With inspiration from other answers I came up with the following (rough) class hierarchy that is similar to the cake pattern in Scala:
interface UserRepository {
String authenticate(String username, String password);
}
interface UserRepositoryComponent {
UserRepository getUserRepository();
}
interface UserServiceComponent extends UserRepositoryComponent {
default UserService getUserService() {
return new UserService(getUserRepository());
}
}
class UserService {
private final UserRepository repository;
UserService(UserRepository repository) {
this.repository = repository;
}
String authenticate(String username, String password) {
return repository.authenticate(username, password);
}
}
interface LocalUserRepositoryComponent extends UserRepositoryComponent {
default UserRepository getUserRepository() {
return new UserRepository() {
public String authenticate(String username, String password) {
return "LocalAuthed";
}
};
}
}
interface MongoUserRepositoryComponent extends UserRepositoryComponent {
default UserRepository getUserRepository() {
return new UserRepository() {
public String authenticate(String username, String password) {
return "MongoAuthed";
}
};
}
}
class LocalApp implements UserServiceComponent, LocalUserRepositoryComponent {}
class MongoApp implements UserServiceComponent, MongoUserRepositoryComponent {}
The above compiles on Java 8 as of Jan.9 2013.

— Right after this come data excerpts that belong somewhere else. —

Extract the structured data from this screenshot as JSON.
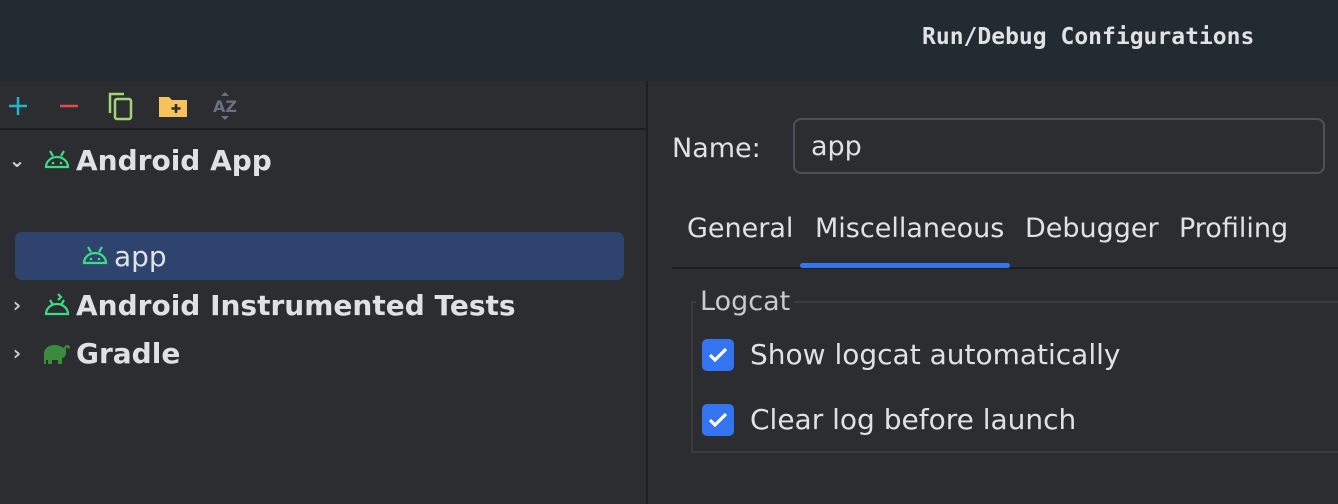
{
  "window": {
    "title": "Run/Debug Configurations"
  },
  "toolbar": {
    "add": "add-icon",
    "remove": "remove-icon",
    "copy": "copy-icon",
    "new_folder": "new-folder-icon",
    "sort": "sort-alphabetically-icon"
  },
  "tree": [
    {
      "label": "Android App",
      "expanded": true,
      "children": [
        {
          "label": "app",
          "selected": true
        }
      ]
    },
    {
      "label": "Android Instrumented Tests",
      "expanded": false
    },
    {
      "label": "Gradle",
      "expanded": false
    }
  ],
  "form": {
    "name_label": "Name:",
    "name_value": "app",
    "tabs": [
      "General",
      "Miscellaneous",
      "Debugger",
      "Profiling"
    ],
    "active_tab": "Miscellaneous",
    "group_title": "Logcat",
    "options": [
      {
        "label": "Show logcat automatically",
        "checked": true
      },
      {
        "label": "Clear log before launch",
        "checked": true
      }
    ]
  },
  "colors": {
    "accent": "#3574f0",
    "selection": "#2e436e",
    "android": "#3ddc84",
    "gradle": "#3b8b3f"
  }
}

So, can Java 8 do a cake-like pattern? Yes.
Is it as terse as Scala, or as effective as other patterns in Java (i.e. dependency injection)?
Probably not, the above sketch required a whole lot of files and is not as terse as Scala.
In summary:
- Self-types (as needed for the cake pattern) can be emulated by extending the base interface we expect.
- Interfaces cannot have inner classes (as noted by @Owen), so instead we can use anonymous classes.
val
andvar
can be emulated by using a static hashmap (and lazy initialization), or by the client of the class simply storing the value on their side (like UserService does).- We can discover our type by using
this.getClass()
in a default interface method. - As @Owen notes, path dependent types are impossible using interfaces, so a full cake pattern is inherently impossible. The above shows, however, that one could use it for dependency injection.